Kommentar Antiterrordatei: Kein Krieg gegen den Terror
Terrorangriffe sollten kein Ausnahmezustand sein. Dieser Gedanke ist wichtig, falls es in Deutschland zu einem größeren Anschlag kommen sollte.
T errorangriffe dürfen „nicht als Krieg oder als Ausnahmezustand“ verstanden werden, in dem rechtsstaatliche Regeln außer Kraft treten. Vielmehr handelt es sich um Straftaten, die „mit den Mitteln des Rechtsstaats“ zu bekämpfen sind. Dieser Gedanke thront über dem aktuellen Karlsruher Urteil zur Antiterrordatei und wird noch lange zitiert werden.
Damit reagiert das Bundesverfassungsgericht vor allem auf die Lage in den USA, wo die Terrorismusbekämpfung schon lange als „War on Terror“ geführt wird und man Terrorverdächtige als „feindliche Kämpfer“ ohne viele Grundrechte behandelt.
Dagegen dürften bei uns wohl sogar die härtesten Innenminister dem Credo der Verfassungsrichter zustimmen. Dennoch ist es wichtig, einen derartigen Gedanken als Verfassungsrecht festzuschreiben, damit alle im Ernstfall daran erinnert werden – falls es in Deutschland zu einem größeren Anschlag kommen sollte.
ist rechtspolitischer Korrespondent der taz.
Der zweite wichtige Ertrag des Karlsruher Urteils ist die erstmalige Benennung eines „informationellen Trennungsprinzips“ zwischen Polizei und Geheimdiensten.
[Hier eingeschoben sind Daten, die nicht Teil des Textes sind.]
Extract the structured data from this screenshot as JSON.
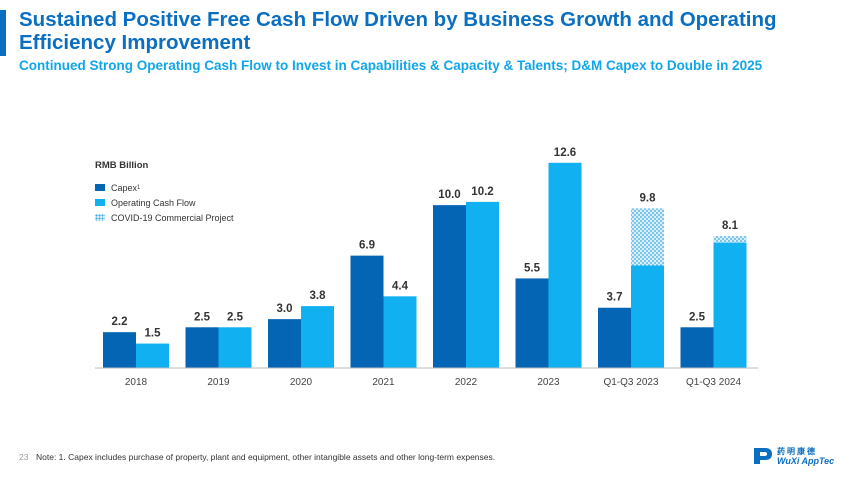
{
  "header": {
    "title": "Sustained Positive Free Cash Flow Driven by Business Growth and Operating Efficiency Improvement",
    "subtitle": "Continued Strong Operating Cash Flow to Invest in Capabilities & Capacity & Talents; D&M Capex to Double in 2025"
  },
  "chart_data": {
    "type": "bar",
    "unit_label": "RMB Billion",
    "categories": [
      "2018",
      "2019",
      "2020",
      "2021",
      "2022",
      "2023",
      "Q1-Q3 2023",
      "Q1-Q3 2024"
    ],
    "series": [
      {
        "name": "Capex",
        "values": [
          2.2,
          2.5,
          3.0,
          6.9,
          10.0,
          5.5,
          3.7,
          2.5
        ],
        "labels": [
          "2.2",
          "2.5",
          "3.0",
          "6.9",
          "10.0",
          "5.5",
          "3.7",
          "2.5"
        ]
      },
      {
        "name": "Operating Cash Flow",
        "values": [
          1.5,
          2.5,
          3.8,
          4.4,
          10.2,
          12.6,
          9.8,
          8.1
        ],
        "labels": [
          "1.5",
          "2.5",
          "3.8",
          "4.4",
          "10.2",
          "12.6",
          "9.8",
          "8.1"
        ]
      },
      {
        "name": "COVID-19 Commercial Project",
        "note": "portion of Operating Cash Flow",
        "values": [
          0,
          0,
          0,
          0,
          0,
          0,
          3.5,
          0.4
        ]
      }
    ],
    "legend": [
      {
        "label": "Capex",
        "sup": "1",
        "key": "capex"
      },
      {
        "label": "Operating Cash Flow",
        "sup": "",
        "key": "ocf"
      },
      {
        "label": "COVID-19 Commercial Project",
        "sup": "",
        "key": "covid"
      }
    ],
    "ylim": [
      0,
      14
    ],
    "colors": {
      "capex": "#0465b5",
      "ocf": "#11b0f0",
      "covid": "#3aa9e6"
    }
  },
  "footer": {
    "page_number": "23",
    "note": "Note: 1. Capex includes purchase of property, plant and equipment, other intangible assets and other long-term expenses."
  },
  "logo": {
    "cn": "药明康德",
    "en": "WuXi AppTec"
  }
}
Damit wurden die Hürden für den Informationsaustausch deutlich hochgesetzt, auch wenn er wie erwartet nicht völlig verboten wurde.
„Analyse“ hilft kaum
In der Begründung steht allerdings Erstaunliches: Die Polizei ermittele grundsätzlich offen und der Verfassungsschutz berate vor allem die Politik. Wo leben die Richter denn? Bei der Terrorbekämpfung ermittelt die Polizei in aller Regel geheim und der Verfassungsschutz versucht, Gefahren schon im Vorfeld zu erkennen.
Und nach dem Desaster der NSU-Ermittlungen führt daran auch in Zukunft kein Weg vorbei. Das Verhältnis von Polizei und Verfassungsschutz muss zwar neu definiert werden. Die weltfremde Karlsruher „Analyse“ hilft dabei aber kaum.